I usually treat my clothes if I am going out early season, but not later in the year.

Re: Mosquitoes in the High Sierra

Posted: Wed Feb 09, 2011 8:31 pm
by gary c.
I've had some pretty good results useing permethrin. Last summer a group of six of us spent a week together and three of us had treated cloths and two did not. For those of us that had treated our cloths the skeeters would hover around our cloths or only land momentarily while the untreated cloths were landed on and bit through. Not 100% of course but standing side by side it was obvious that the permethrin helped. I will admit that as far as my own aplication goes I had applyed the stuff much heavier than the instructions called for.

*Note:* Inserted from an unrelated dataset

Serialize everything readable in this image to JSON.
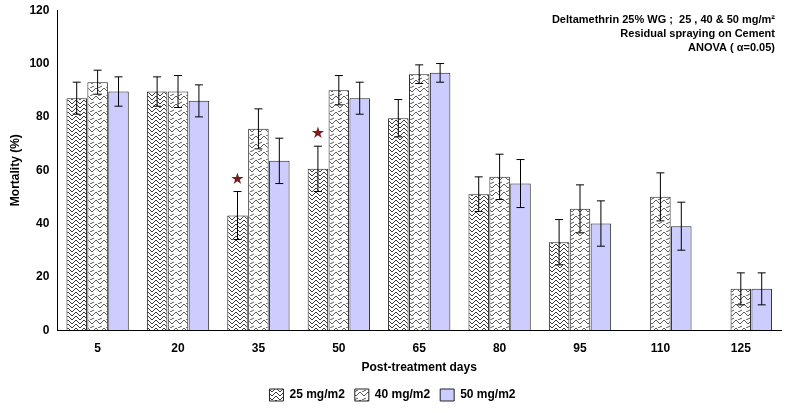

Re: Mosquitoes in the High Sierra

Posted: Thu Feb 10, 2011 5:32 pm
by genreviam
2009 Rae Lakes loop trip July 13-18. Mosquitoes were so bad it really detracted from our trip and we cut it by 2 days. My kids were using 100% deet. I was using Ultrathon, with long sleeves, long pants and Permethrin treated clothes. My kids were eaten alive, and although the little buggers were harassing me constantly, I didn't get a single bite. Once the kids started to use my Ultrathon, they stopped getting bitten as well. I am now an Ultrathon fan!

Re: Mosquitoes in the High Sierra

Posted: Thu Feb 10, 2011 5:57 pm
by maverick
Hi Genreviam

Welcome to HST!
I too use Ultrathon sparingly, and use the same set up as you do clothing wise, except
I have a bandanna under my baseball camp that is also treated.
Sometimes I carry a head net, and I have my 3 oz windbreaker which I wear when
the Permethrin doesn't seem to keep them off of me.
My pants are a convertible REI type which they cannot penetrate through, and I have
thin gloves which are also treated when needed, and this way I can avoid having to deet
up most of the time.

Re: Mosquitoes in the High Sierra

Posted: Thu Feb 10, 2011 6:22 pm
by Carne_DelMuerto
Chalk up another thing I've learned on this forum. I try to use DEET sparingly as well, but when the bugs are bad I lather it on. I never thought to pre-treat my clothes. I will definitely try that this summer.

I'll say this for the experience of being eaten alive by clouds of Sierra mousquitos: it makes the few that show up at almost any backyard summer BBQ inconsequential. I'll see people swatting one on their arm and say, "skeeters are getting bad" and think to myself, "You don't know how bad it can get."

Re: Mosquitoes in the High Sierra

Posted: Thu Feb 10, 2011 7:01 pm
by Cross Country
The key is to always come fully prepared and AlmostThere put it concisely and succinctly. It also matters when you go and where you camp. It also helps to be lucky hereditarily. I nether swell nor itch, nor do my 2 sons. There Mother did a lot.